The author of this article is aware of being part of the institution described and therefore not an external observer. Nonetheless, in evaluating the work of the center, he has attempted to adhere to strict criteria as conscientiously as possible. Although the center was not in a position to withhold treatment in order to constitute a control group, there were nonetheless patients who for various reasons did not return for treatment in the course of four years and who therefore did not receive the social-psychiatric treatment. In that group a worsening of 11-12 points was often observed. Although these are isolated cases, they also suggest that with a rigorously organized control group from which treatment were withheld, an unequivocal worsening might well have been the experimental result.

What sort of individuals are found in this group and how can such a favourable result be explained? The average age of the patients of whom 65 % were women and 35 % men came to 81 years as of the fourth follow up examination. Of these, roughly half were, from first being tested to the fourth follow up, in a mild state of dementia. Eleven percent remained in moderately severe for the four years; a third worsened from mild to moderately severe; and eight percent from moderately severe to severe.

Nearly half (42 %) lived alone in an apartment; 49 % with a spouse; six with a child or grandchild. Five individuals resided in assistedliving units. About half had two to four children; a third one child; and only sixteen percent were childless.
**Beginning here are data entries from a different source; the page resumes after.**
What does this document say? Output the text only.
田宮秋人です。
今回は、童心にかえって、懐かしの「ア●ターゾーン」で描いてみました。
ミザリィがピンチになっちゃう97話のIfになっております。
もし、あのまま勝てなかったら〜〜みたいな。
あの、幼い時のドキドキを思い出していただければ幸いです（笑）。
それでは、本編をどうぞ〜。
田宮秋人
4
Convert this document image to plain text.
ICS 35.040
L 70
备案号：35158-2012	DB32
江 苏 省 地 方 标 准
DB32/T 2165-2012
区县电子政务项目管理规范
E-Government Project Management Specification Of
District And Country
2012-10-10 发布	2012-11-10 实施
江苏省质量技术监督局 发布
In many cases, an extensive labour of care giving is performed by the spouse and children. Prior to visiting the Center, only 26 % of the clients were evaluated to receive a care-giving subsidy; afterward, 67 % received financial support in the form of the same subsidy. Only 15 of the 150 dementia patients had received an anti-dementive therapy as of the initial examination; after the medical examination in the Center 96 % were treated with modern anti-dementive medications. Twenty-four patients were treated with the combination therapy (acetylcholine-esterase inhibitors plus memantine).
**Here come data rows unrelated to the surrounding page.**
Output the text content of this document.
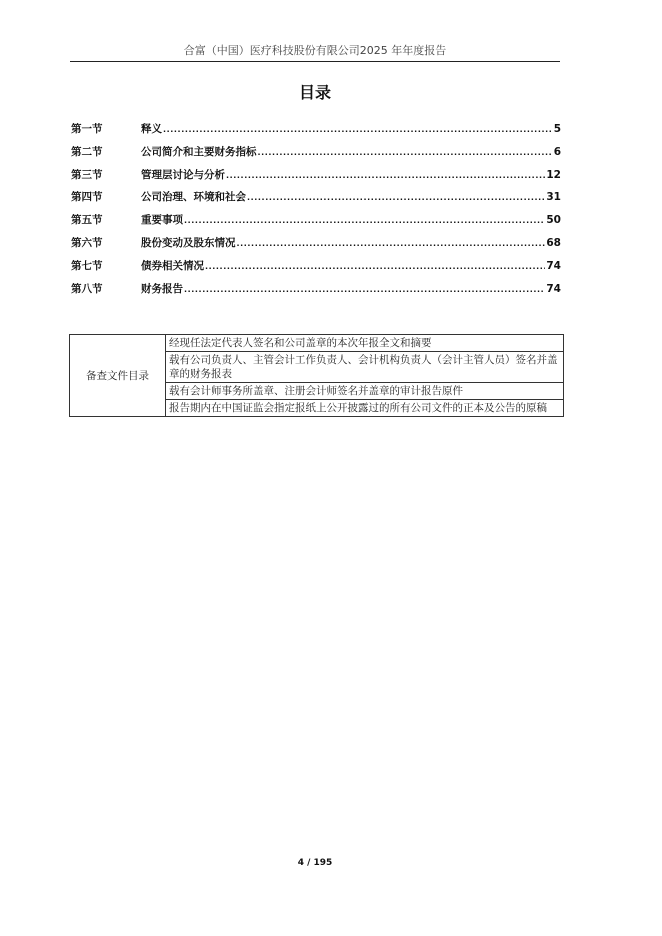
合富（中国）医疗科技股份有限公司2025 年年度报告
目录
第一节	释义 .....	5
第二节	公司简介和主要财务指标 .....	6
第三节	管理层讨论与分析 .....	12
第四节	公司治理、环境和社会 .....	31
第五节	重要事项 .....	50
第六节	股份变动及股东情况 .....	68
第七节	债券相关情况 .....	74
第八节	财务报告 .....	74
备查文件目录	经现任法定代表人签名和公司盖章的本次年报全文和摘要
载有公司负责人、主管会计工作负责人、会计机构负责人（会计主管人员）签名并盖章的财务报表
载有会计师事务所盖章、注册会计师签名并盖章的审计报告原件
报告期内在中国证监会指定报纸上公开披露过的所有公司文件的正本及公告的原稿
4 / 195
The 150 individuals studied each visited the GPZ in the four years an average of ten times, with a minimum of 5 and a maximum of 95 times. The phone calls with subjects averaged 24, with a minimum of six and a maximum of 115: more than double the number of ambulatory visits. For thirteen patients, a total of 27 house visits took place. There is no single exhaustive explanation for the relatively favourable results with this group after its four years of care; but we can assume that their success was effected by a good mixture of anti-dementive therapy, intensive counselling of carers, social contacts, and the memory training conducted at the Center.


Together with his colleagues at the Center, the author participates in practical work on behalf of patients and pursues the objective of making the knowledge acquired in their work available to a broader public. He has presented the latest findings of dementia research and the practical work of the GPZ Vienna at conferences and professional development meetings. His paper on the quick clock test (Schneller Uhren-Dreier) [3], a modification of the Mini-Cog [12], has since become a widely used screening test for dementia in Austria [13]. The Severe Mini Mental State Examination [14], a test for the advanced stage of dementia, has been translated from the author for use in Germanspeaking countries [15]. It is hoped that this article may contribute to the introduction of badly needed social-psychiatrically oriented geronto-psychiatric centers in other cities.


The author would like to thank Andrew Weeks for the translation and Asita Sepandj for reading the manuscript.